Spanish Street Names - Part 5

Miramesa Drive – (MEER-ah-MAY-sah) Similar to Miracañón Lane mentioned in last week's post, but this street has a view of the Mesa, not the canyon.

Miramonte Drive – (MEER-ah-MUN-tay) And the third one in the Mira- series, Miramonte means view of the mountain. It is also a surname. Miramonte Drive did not connect to Carrillo Street until the 1970s when the Santa Barbara Highlands Condominium complex was built.

Océano Avenue – (oh-SAY-ah-no) Using the Spanish pronunciation for this street will get you a lot of confused looks.

Payeras Street – (pie-YEAH-ruhs) Payeras is a surname and doesn't have any other usage. There is some evidence that a Padre Payeras is buried at the Mission in Santa Barbara, so that may explain the origin of this street name.

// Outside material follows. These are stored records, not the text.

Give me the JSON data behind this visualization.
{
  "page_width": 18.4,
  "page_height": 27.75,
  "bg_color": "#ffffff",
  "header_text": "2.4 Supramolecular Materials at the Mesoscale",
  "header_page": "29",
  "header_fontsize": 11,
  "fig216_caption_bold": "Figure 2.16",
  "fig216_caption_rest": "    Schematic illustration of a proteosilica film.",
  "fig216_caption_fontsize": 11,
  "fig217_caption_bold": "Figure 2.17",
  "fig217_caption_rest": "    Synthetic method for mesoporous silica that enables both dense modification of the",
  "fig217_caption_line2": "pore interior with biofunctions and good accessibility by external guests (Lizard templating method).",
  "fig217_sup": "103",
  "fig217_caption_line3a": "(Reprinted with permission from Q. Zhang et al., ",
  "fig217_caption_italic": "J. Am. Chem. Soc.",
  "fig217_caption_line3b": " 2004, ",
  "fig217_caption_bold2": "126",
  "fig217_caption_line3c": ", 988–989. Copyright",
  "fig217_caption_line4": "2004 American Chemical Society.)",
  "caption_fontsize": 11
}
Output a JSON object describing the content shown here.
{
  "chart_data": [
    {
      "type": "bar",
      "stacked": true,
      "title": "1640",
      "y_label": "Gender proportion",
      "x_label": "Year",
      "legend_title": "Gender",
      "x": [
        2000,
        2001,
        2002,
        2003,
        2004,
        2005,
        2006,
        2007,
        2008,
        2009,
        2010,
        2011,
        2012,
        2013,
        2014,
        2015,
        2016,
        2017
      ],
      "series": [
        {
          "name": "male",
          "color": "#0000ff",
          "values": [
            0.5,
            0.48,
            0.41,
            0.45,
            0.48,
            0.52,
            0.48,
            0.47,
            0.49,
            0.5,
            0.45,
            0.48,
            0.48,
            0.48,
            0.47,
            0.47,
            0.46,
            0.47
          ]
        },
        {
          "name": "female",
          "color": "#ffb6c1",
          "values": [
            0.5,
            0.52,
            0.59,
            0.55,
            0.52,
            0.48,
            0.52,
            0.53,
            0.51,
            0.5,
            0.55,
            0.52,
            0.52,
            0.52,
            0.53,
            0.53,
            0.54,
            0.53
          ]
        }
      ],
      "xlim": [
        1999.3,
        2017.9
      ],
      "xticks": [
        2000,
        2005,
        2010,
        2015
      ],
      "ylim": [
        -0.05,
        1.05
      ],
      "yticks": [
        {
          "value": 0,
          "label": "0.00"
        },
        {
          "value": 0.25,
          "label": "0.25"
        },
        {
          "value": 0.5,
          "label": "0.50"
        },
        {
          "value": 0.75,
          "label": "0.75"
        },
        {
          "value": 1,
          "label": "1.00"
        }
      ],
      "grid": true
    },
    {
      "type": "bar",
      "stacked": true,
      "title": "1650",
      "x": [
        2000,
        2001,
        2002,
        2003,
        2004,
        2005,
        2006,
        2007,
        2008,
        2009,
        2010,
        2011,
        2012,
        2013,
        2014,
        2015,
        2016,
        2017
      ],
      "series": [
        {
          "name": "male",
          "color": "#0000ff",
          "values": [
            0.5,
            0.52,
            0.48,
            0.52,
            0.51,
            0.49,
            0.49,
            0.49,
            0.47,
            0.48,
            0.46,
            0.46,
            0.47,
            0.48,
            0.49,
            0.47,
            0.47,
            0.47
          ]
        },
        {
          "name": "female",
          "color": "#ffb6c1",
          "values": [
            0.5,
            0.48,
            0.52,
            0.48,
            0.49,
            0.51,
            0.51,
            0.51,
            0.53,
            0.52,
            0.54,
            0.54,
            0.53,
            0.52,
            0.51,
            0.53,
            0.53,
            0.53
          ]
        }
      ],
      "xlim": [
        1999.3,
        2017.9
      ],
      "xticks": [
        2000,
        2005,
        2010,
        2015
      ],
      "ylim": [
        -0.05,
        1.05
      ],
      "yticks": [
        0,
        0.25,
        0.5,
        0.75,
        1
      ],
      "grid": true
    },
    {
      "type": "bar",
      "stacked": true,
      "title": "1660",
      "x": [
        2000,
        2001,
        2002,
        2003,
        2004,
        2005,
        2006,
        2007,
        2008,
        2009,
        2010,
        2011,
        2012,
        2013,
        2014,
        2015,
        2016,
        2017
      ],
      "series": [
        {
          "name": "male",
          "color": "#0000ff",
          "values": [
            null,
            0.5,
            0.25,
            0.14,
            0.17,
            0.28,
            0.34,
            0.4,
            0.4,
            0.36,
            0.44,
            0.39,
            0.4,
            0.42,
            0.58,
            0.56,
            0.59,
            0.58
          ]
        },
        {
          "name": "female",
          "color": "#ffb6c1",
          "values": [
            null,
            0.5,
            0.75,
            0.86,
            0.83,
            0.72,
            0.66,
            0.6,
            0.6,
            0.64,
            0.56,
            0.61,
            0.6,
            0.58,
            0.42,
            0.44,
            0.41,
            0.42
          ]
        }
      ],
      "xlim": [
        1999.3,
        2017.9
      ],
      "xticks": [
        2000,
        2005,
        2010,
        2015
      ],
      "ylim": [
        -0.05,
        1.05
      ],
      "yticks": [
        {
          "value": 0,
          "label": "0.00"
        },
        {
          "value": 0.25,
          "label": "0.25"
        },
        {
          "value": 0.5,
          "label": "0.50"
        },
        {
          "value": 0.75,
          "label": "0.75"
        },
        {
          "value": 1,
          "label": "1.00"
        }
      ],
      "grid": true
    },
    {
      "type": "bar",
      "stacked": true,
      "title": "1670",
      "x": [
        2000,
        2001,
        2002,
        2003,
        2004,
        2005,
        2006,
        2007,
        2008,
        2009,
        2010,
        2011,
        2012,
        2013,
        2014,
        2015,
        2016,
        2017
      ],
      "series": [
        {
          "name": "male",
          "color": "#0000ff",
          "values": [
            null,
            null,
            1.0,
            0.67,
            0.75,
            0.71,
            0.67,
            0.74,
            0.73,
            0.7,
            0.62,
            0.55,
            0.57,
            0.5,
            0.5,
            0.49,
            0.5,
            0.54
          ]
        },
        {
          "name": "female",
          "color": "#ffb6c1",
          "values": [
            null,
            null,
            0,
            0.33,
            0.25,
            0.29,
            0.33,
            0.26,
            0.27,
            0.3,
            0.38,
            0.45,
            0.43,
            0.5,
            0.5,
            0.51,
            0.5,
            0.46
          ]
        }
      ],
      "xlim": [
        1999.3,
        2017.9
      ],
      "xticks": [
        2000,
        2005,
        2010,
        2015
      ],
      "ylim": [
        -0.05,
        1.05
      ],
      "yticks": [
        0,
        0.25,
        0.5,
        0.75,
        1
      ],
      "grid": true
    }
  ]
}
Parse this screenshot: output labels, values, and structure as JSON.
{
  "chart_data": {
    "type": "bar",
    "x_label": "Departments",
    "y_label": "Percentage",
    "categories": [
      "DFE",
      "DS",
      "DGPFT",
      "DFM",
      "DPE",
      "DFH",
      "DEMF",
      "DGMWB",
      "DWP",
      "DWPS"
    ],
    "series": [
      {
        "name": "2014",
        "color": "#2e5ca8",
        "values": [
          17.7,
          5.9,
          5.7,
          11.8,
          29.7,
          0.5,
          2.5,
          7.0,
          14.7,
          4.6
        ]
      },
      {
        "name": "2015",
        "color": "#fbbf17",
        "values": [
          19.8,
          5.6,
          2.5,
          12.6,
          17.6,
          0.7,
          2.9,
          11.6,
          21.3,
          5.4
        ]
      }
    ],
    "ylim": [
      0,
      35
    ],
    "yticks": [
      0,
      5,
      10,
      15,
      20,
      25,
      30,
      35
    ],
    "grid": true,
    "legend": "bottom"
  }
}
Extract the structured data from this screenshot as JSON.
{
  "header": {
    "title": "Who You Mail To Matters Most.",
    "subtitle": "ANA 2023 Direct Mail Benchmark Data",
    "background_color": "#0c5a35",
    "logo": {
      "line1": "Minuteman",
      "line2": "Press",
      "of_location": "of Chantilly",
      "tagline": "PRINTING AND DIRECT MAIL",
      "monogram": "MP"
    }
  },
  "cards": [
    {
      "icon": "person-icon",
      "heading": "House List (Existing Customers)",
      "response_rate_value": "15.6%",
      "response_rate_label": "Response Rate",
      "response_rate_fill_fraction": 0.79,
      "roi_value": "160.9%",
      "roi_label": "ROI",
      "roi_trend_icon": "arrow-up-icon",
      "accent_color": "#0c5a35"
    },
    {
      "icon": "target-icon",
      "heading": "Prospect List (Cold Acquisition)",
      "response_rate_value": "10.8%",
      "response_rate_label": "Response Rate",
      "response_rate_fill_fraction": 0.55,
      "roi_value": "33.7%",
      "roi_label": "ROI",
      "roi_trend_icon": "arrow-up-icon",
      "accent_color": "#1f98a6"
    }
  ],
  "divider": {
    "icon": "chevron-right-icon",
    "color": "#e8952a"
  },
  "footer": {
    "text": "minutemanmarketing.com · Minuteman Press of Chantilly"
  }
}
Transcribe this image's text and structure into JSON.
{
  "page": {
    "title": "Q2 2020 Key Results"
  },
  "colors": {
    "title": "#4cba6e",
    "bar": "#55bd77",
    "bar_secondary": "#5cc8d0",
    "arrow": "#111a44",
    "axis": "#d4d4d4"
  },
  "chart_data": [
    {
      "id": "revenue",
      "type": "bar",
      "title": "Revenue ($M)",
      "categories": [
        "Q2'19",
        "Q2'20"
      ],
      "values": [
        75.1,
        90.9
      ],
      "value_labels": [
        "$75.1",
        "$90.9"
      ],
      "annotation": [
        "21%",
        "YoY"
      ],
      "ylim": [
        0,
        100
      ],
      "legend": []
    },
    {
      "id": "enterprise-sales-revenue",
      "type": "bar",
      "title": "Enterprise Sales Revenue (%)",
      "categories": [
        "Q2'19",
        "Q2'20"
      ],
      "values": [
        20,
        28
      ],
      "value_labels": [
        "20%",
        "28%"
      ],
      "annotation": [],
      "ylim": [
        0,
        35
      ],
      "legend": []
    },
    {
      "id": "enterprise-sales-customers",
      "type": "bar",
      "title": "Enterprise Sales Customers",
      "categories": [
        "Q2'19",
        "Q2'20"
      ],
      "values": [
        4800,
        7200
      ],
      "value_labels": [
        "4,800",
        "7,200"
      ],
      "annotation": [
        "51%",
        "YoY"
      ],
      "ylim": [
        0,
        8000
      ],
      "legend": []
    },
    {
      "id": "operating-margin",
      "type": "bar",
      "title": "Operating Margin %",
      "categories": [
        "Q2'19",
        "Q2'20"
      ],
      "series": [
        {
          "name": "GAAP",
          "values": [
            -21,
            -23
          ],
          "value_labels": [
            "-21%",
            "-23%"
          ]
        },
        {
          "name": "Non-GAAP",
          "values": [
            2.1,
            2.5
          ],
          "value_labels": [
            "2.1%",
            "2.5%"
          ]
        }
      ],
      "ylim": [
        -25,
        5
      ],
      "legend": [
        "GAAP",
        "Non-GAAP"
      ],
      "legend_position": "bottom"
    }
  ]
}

Ricardo Avenue – (ree-CAR-doe) a man's name.

Salida del Sol – (sah-LEE-duh-dell-SOLE) The name means sunrise.

San Clemente Street – (SAHN-CLAY-men-tay) Clemente means mild, and is a popular name. There are several cities around the world named San Clemente, and San Clemente Island is the southernmost of the Channel Islands of California. Saint Clement lived in Rome in the first century A.D., and is the patron saint of metalworkers and blacksmiths. This is one of many streets on the Mesa that are named for saints.